LAVV wird sich nach Startphase weiterentwickeln

Anliegen und Probleme werden in der nächsten Verbandsversammlung behandelt

Mit der Einführung des Landshuter Verkehrsverbundes (LAVV) wurde der Öffentliche Personennahverkehr in der Region Landshut auf eine neue Basis gestellt: Seit dem Jahreswechsel gehört der Erwerb unterschiedlicher Tickets, um per Bus vom Landkreis in die Stadt und wieder zurück zu kommen, der Vergangenheit an.

Damit wurde nach einem mehrjährigen Prozess, angestoßen vom früheren Landshuter Oberbürgermeister Hans Rampf und Landrat Peter Dreier, nun mit Oberbürgermeister Alexander Putz weiterverfolgt, ein Etappenziel erreicht: Mit der Einführung des neuen Tarifsystems wurde der Verkehrsverbund auf den Weg gebracht – abgeschlossen ist seine Entwicklung aber noch lange nicht. Denn obgleich im Vorfeld viele Punkte bedacht und ausgearbeitet wurden – jedes denkbare Szenario, vor allem auch in preislicher Hinsicht, konnte nicht berücksichtigt werden. Deshalb werden die Anliegen, die seit dem Jahreswechsel an die Geschäftsstelle des LAVV herangebracht werden, in der nächsten Verbandsversammlung Mitte Februar behandelt und nach Lösungen gesucht. Es ist also nicht ausgeschlossen, dass sich das Ticketangebot noch ändern wird: auch wenn das beliebte Kooperationsticket für Bahnreisende aufgrund der fehlenden Bereitschaft der Deutschen Bahn nicht mehr zum Sortiment gehören wird.

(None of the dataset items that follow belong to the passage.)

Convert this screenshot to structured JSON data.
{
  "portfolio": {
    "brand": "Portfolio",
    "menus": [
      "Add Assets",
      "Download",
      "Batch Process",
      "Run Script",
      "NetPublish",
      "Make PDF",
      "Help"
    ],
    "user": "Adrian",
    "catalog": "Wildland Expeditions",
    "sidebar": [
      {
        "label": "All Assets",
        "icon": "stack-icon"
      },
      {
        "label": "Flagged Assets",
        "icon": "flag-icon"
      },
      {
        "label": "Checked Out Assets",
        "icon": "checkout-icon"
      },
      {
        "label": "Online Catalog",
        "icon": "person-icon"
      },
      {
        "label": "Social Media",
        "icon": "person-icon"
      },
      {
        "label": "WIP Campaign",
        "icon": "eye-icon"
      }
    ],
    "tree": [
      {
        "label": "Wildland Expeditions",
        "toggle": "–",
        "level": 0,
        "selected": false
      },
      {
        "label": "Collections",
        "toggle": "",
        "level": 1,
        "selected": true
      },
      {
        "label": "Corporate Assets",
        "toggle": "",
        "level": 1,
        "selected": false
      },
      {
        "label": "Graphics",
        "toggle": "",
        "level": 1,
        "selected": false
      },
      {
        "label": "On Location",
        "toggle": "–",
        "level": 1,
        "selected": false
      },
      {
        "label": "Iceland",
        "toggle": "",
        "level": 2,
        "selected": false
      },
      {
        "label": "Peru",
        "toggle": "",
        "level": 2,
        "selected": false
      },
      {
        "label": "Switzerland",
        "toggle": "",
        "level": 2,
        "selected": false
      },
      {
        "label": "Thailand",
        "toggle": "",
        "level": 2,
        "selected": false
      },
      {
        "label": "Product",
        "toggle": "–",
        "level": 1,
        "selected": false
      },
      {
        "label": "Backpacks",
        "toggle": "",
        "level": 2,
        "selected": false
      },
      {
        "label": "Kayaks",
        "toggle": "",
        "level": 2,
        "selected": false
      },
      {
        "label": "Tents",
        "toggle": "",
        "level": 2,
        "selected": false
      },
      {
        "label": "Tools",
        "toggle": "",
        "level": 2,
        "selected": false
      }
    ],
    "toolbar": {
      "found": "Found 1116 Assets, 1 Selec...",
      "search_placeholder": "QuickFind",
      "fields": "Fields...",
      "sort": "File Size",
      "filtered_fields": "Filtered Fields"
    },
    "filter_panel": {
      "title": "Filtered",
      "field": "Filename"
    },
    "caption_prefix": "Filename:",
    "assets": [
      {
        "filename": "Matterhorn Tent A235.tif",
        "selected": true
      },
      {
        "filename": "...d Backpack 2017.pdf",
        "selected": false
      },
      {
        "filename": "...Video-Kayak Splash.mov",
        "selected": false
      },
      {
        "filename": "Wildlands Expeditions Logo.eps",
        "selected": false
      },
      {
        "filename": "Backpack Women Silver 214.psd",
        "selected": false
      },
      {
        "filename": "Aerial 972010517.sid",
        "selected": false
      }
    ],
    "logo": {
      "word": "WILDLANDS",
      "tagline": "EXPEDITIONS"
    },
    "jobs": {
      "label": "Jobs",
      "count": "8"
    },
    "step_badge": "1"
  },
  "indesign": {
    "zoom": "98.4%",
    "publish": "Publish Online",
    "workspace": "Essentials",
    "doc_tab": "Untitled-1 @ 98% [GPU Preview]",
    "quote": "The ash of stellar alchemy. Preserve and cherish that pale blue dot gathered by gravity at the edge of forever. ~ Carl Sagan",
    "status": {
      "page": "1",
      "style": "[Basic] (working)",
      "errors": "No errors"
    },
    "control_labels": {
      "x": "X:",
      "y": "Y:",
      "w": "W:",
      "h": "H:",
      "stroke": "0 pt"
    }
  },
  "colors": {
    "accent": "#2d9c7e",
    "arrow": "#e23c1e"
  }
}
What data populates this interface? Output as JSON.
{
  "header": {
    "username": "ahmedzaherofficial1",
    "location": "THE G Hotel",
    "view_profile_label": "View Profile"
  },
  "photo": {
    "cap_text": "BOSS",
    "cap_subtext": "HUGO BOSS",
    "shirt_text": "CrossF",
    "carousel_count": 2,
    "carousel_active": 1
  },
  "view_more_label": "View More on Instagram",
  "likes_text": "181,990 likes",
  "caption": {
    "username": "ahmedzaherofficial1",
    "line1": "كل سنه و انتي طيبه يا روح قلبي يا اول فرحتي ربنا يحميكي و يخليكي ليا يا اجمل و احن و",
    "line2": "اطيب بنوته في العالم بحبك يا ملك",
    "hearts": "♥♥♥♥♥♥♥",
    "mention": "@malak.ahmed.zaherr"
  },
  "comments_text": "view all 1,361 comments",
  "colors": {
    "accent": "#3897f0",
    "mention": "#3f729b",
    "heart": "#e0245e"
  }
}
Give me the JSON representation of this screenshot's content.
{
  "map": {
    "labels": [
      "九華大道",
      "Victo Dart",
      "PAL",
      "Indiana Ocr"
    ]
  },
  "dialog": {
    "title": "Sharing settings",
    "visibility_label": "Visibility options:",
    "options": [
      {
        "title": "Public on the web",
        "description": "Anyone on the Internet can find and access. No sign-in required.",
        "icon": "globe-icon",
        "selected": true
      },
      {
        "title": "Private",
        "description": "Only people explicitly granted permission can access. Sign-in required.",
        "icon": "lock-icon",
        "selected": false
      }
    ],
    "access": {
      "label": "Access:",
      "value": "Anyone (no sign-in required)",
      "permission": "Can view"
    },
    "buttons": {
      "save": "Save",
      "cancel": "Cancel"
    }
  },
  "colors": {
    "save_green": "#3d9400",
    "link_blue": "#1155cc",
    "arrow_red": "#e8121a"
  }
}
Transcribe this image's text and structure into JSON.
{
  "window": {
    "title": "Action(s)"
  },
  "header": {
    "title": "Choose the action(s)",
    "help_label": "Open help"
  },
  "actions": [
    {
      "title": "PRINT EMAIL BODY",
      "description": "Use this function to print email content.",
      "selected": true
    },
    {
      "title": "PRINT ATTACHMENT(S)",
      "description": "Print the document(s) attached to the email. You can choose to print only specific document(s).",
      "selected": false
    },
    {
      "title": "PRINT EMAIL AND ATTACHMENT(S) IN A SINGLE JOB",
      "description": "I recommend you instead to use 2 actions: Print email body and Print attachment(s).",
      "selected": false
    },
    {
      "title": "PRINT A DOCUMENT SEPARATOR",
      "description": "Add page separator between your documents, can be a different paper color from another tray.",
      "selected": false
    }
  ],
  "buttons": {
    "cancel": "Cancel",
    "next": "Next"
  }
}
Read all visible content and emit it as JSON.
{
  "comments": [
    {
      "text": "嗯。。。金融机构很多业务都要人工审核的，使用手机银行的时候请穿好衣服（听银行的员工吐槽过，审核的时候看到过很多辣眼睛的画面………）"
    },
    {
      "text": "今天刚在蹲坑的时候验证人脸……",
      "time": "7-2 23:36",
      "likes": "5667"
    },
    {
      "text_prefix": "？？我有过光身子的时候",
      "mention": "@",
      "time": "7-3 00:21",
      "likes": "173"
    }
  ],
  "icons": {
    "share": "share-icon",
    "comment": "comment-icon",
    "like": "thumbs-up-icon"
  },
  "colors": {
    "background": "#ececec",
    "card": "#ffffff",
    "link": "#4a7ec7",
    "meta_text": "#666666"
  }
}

Durch den Verkehrsverbund wurden die bisherigen Tarife der Verkehrsunternehmen vereinheitlicht und angepasst: Zehn zum Teil vollkommen unterschiedliche Haustarife wurden in ein neues System integriert. Dies gelang nur durch eine Anpassung der Ticketpreise: Manche Linien wurden teurer, andere wiederum blieben stabil oder wurden sogar günstiger.

So profitieren zum Beispiel nun alle Schüler, Auszubildenden und Studenten von einem erweiterten Ausbildungstarif – früher galt dieser teilweise nur bis zum 14. Lebensjahr. Auch der Sozialtarif bringt Ermäßigungen für Sozialleistungsempfänger. Der dafür nötige Sozialpass kann in Stadt und Landkreis Landshut in den jeweiligen Wohnsitzgemeinden beantragt werden. Inhaber einer Ehrenamtskarte können ebenfalls diesen vergünstigten Tarif nutzen. Das Bayernticket wird bei allen Linien anerkannt. Jahres-, Monats- und Wochenkarten, die nicht auf eine bestimmte Person ausgestellt sind, sind übertragbar. Bei Zeitkarten können an bestimmten Tagen bzw. Zeiten mehrere Personen kostenlos mitfahren (s. Tarifbestimmungen). Die LAVV-Geschäftsstelle prüft derzeit die Aufnahme eines Senioren-Tarifs ins Ticketsortiment.

Auch das vergünstigte Jobticket wurde auf das gesamte LAVV-Gebiet ausgedehnt: Es kann jährlich abgeschlossen und kann zu einem frei wählbaren Anteil vom Arbeitgeber bezuschusst werden. Die Mindestabnahme liegt bei fünf Stück.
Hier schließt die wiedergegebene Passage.